No. 9 Full of Surprises
"We're number two! We're number two!"
The Toronto Maple Leafs will prove naysayers wrong and produce their best post lockout regular season campaign with a record of 43-29-10 giving them 96 points on the year. This finish will elevate them to second in the North East Division, sixth in the Eastern Conference and 15th Overall.
The Blue and White have a date with destiny and are headed to the postseason for the first time since 2003-04.
For those of you reeling about this prediction, pick your chin up off the ground, dust yourself off and understand that Toronto's balanced attack, more accountable defense corps and reliable goaltending will ultimately be effective. And besides, my methodology for calculating these stats is air tight. It's just science...
No. 10 Playoff Payoff?
Team building...a human pyramid. "Shot gun not on the bottom!"
Gregory Shamus/Getty Images
The Toronto Maple Leafs will keep the surprises coming when they face off against their division rivals, the Buffalo Sabres in the first round and take them in seven games. Leafs mania will inevitably ensue which prompts the mayor of Toronto, Rob Ford, to address plans for the infamous "parade" that Leafs fans have been planning for the last 45 years.
Unfortunately, the Maple Leafs will succumb to the Philadelphia Flyers in six games in the Conference Semifinals, so the parade is put on hold yet again.
As previously noted, these predictions are based on staggeringly accurate systems that may or may not have been confirmed by actual scientists and/or statisticians. But on the outside chance that these predictions don't hold true, what predictions do you have for this 2011-12 Maple Leafs team?

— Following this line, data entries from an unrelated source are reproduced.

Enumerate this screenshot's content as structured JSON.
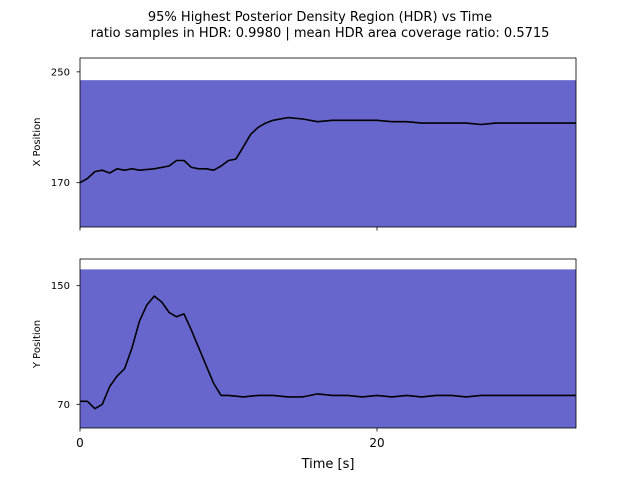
{
  "figure": {
    "title_line1": "95% Highest Posterior Density Region (HDR) vs Time",
    "title_line2": "ratio samples in HDR: 0.9980 | mean HDR area coverage ratio: 0.5715"
  },
  "colors": {
    "hdr_fill": "#6666cc",
    "trajectory": "#000000"
  },
  "chart_data": [
    {
      "type": "area",
      "panel": "top",
      "ylabel": "X Position",
      "xlim": [
        0,
        33.4
      ],
      "ylim": [
        138,
        260
      ],
      "yticks": [
        170,
        250
      ],
      "xticks": [
        0,
        20
      ],
      "hdr_band": {
        "x": [
          0,
          33.4
        ],
        "lower": 138,
        "upper": 244
      },
      "series": [
        {
          "x": [
            0,
            0.5,
            1.0,
            1.5,
            2.0,
            2.5,
            3.0,
            3.5,
            4.0,
            5.0,
            6.0,
            6.5,
            7.0,
            7.5,
            8.0,
            8.5,
            9.0,
            9.5,
            10.0,
            10.5,
            11.0,
            11.5,
            12.0,
            12.5,
            13.0,
            14.0,
            15.0,
            16.0,
            17.0,
            18.0,
            19.0,
            20.0,
            21.0,
            22.0,
            23.0,
            24.0,
            25.0,
            26.0,
            27.0,
            28.0,
            29.0,
            30.0,
            31.0,
            32.0,
            33.4
          ],
          "values": [
            170,
            173,
            178,
            179,
            177,
            180,
            179,
            180,
            179,
            180,
            182,
            186,
            186,
            181,
            180,
            180,
            179,
            182,
            186,
            187,
            196,
            205,
            210,
            213,
            215,
            217,
            216,
            214,
            215,
            215,
            215,
            215,
            214,
            214,
            213,
            213,
            213,
            213,
            212,
            213,
            213,
            213,
            213,
            213,
            213
          ]
        }
      ]
    },
    {
      "type": "area",
      "panel": "bottom",
      "ylabel": "Y Position",
      "xlim": [
        0,
        33.4
      ],
      "ylim": [
        54,
        168
      ],
      "yticks": [
        70,
        150
      ],
      "xticks": [
        0,
        20
      ],
      "xlabel": "Time [s]",
      "hdr_band": {
        "x": [
          0,
          33.4
        ],
        "lower": 54,
        "upper": 161
      },
      "series": [
        {
          "x": [
            0,
            0.5,
            1.0,
            1.5,
            2.0,
            2.5,
            3.0,
            3.5,
            4.0,
            4.5,
            5.0,
            5.5,
            6.0,
            6.5,
            7.0,
            7.5,
            8.0,
            8.5,
            9.0,
            9.5,
            10.0,
            11.0,
            12.0,
            13.0,
            14.0,
            15.0,
            16.0,
            17.0,
            18.0,
            19.0,
            20.0,
            21.0,
            22.0,
            23.0,
            24.0,
            25.0,
            26.0,
            27.0,
            28.0,
            29.0,
            30.0,
            31.0,
            32.0,
            33.4
          ],
          "values": [
            72,
            72,
            67,
            70,
            82,
            89,
            94,
            108,
            126,
            137,
            143,
            139,
            132,
            129,
            131,
            120,
            108,
            96,
            84,
            76,
            76,
            75,
            76,
            76,
            75,
            75,
            77,
            76,
            76,
            75,
            76,
            75,
            76,
            75,
            76,
            76,
            75,
            76,
            76,
            76,
            76,
            76,
            76,
            76
          ]
        }
      ]
    }
  ]
}
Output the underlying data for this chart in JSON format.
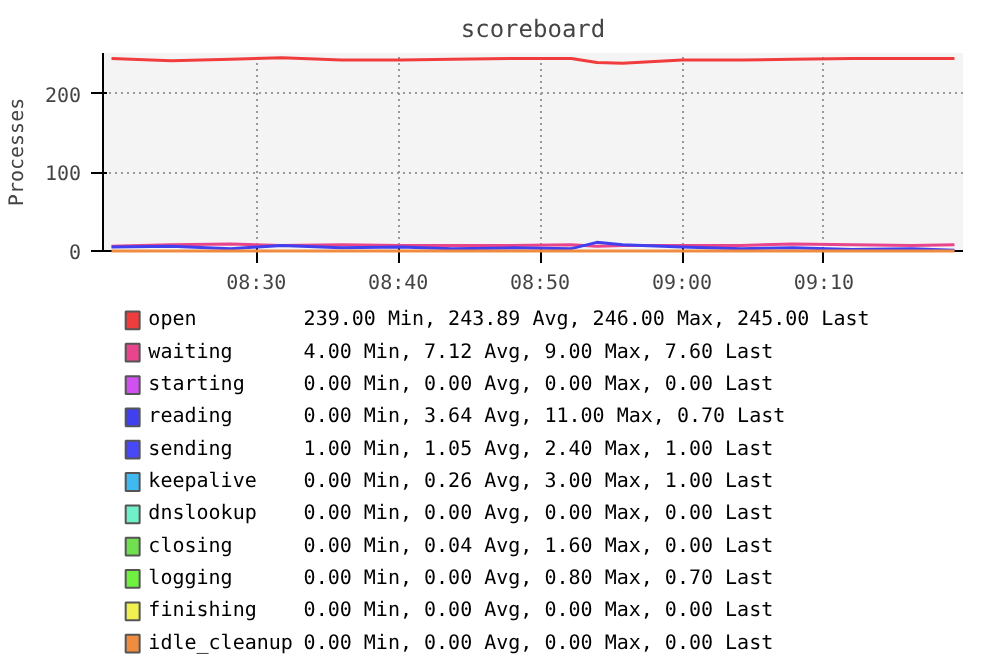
{
  "chart_data": {
    "type": "line",
    "title": "scoreboard",
    "ylabel": "Processes",
    "x": [
      8.33,
      8.4,
      8.47,
      8.53,
      8.6,
      8.67,
      8.73,
      8.8,
      8.87,
      8.9,
      8.93,
      9.0,
      9.07,
      9.13,
      9.2,
      9.27,
      9.32
    ],
    "xlim": [
      8.32,
      9.33
    ],
    "xticks": [
      {
        "value": 8.5,
        "label": "08:30"
      },
      {
        "value": 8.6667,
        "label": "08:40"
      },
      {
        "value": 8.8333,
        "label": "08:50"
      },
      {
        "value": 9.0,
        "label": "09:00"
      },
      {
        "value": 9.1667,
        "label": "09:10"
      }
    ],
    "ylim": [
      0,
      252
    ],
    "yticks": [
      0,
      100,
      200
    ],
    "grid": true,
    "legend": "bottom",
    "series": [
      {
        "name": "open",
        "color": "#f03c3c",
        "values": [
          245,
          242,
          244,
          246,
          243,
          243,
          244,
          245,
          245,
          240,
          239,
          243,
          243,
          244,
          245,
          245,
          245
        ]
      },
      {
        "name": "waiting",
        "color": "#e8458c",
        "values": [
          6,
          8,
          9,
          7,
          8,
          7,
          7,
          7,
          8,
          6,
          7,
          7,
          7,
          9,
          8,
          7,
          8
        ]
      },
      {
        "name": "starting",
        "color": "#d050f0",
        "values": [
          null,
          null,
          null,
          null,
          null,
          null,
          null,
          null,
          null,
          null,
          null,
          null,
          null,
          null,
          null,
          null,
          null
        ]
      },
      {
        "name": "reading",
        "color": "#4040f0",
        "values": [
          5,
          6,
          3,
          7,
          4,
          5,
          3,
          4,
          3,
          11,
          8,
          5,
          3,
          4,
          2,
          3,
          1
        ]
      },
      {
        "name": "sending",
        "color": "#4848f8",
        "values": [
          null,
          null,
          null,
          null,
          null,
          null,
          null,
          null,
          null,
          null,
          null,
          null,
          null,
          null,
          null,
          null,
          null
        ]
      },
      {
        "name": "keepalive",
        "color": "#40b8f0",
        "values": [
          null,
          null,
          null,
          null,
          null,
          null,
          null,
          null,
          null,
          null,
          null,
          null,
          null,
          null,
          null,
          null,
          null
        ]
      },
      {
        "name": "dnslookup",
        "color": "#70f0c8",
        "values": [
          null,
          null,
          null,
          null,
          null,
          null,
          null,
          null,
          null,
          null,
          null,
          null,
          null,
          null,
          null,
          null,
          null
        ]
      },
      {
        "name": "closing",
        "color": "#70e050",
        "values": [
          null,
          null,
          null,
          null,
          null,
          null,
          null,
          null,
          null,
          null,
          null,
          null,
          null,
          null,
          null,
          null,
          null
        ]
      },
      {
        "name": "logging",
        "color": "#70f040",
        "values": [
          null,
          null,
          null,
          null,
          null,
          null,
          null,
          null,
          null,
          null,
          null,
          null,
          null,
          null,
          null,
          null,
          null
        ]
      },
      {
        "name": "finishing",
        "color": "#f0f050",
        "values": [
          null,
          null,
          null,
          null,
          null,
          null,
          null,
          null,
          null,
          null,
          null,
          null,
          null,
          null,
          null,
          null,
          null
        ]
      },
      {
        "name": "idle_cleanup",
        "color": "#f08c40",
        "values": [
          0,
          0,
          0,
          0,
          0,
          0,
          0,
          0,
          0,
          0,
          0,
          0,
          0,
          0,
          0,
          0,
          0
        ]
      }
    ],
    "annotations": [
      "239.00 Min,  243.89 Avg,  246.00 Max,  245.00 Last",
      "  4.00 Min,    7.12 Avg,    9.00 Max,    7.60 Last",
      "  0.00 Min,    0.00 Avg,    0.00 Max,    0.00 Last",
      "  0.00 Min,    3.64 Avg,   11.00 Max,    0.70 Last",
      "  1.00 Min,    1.05 Avg,    2.40 Max,    1.00 Last",
      "  0.00 Min,    0.26 Avg,    3.00 Max,    1.00 Last",
      "  0.00 Min,    0.00 Avg,    0.00 Max,    0.00 Last",
      "  0.00 Min,    0.04 Avg,    1.60 Max,    0.00 Last",
      "  0.00 Min,    0.00 Avg,    0.80 Max,    0.70 Last",
      "  0.00 Min,    0.00 Avg,    0.00 Max,    0.00 Last",
      "  0.00 Min,    0.00 Avg,    0.00 Max,    0.00 Last"
    ]
  }
}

Will Brian Burke’s new additions produce a team worthy of playoff glory or will this version of the Blue and White again fail to keep hockey alive in Toronto well into April? According to Burke, the talent is there; it’s now up to Ron Wilson to prove himself as an effective head coach to motivate this club to the postseason.
Failure certainly does make the prospect of success all the more succulent in Leafsland, however, if by the All-Star break this team has played themselves out of a playoff spot for an eighth consecutive season, expect to see Wilson warming his hands over your local community barrel fire. How's that for a prediction?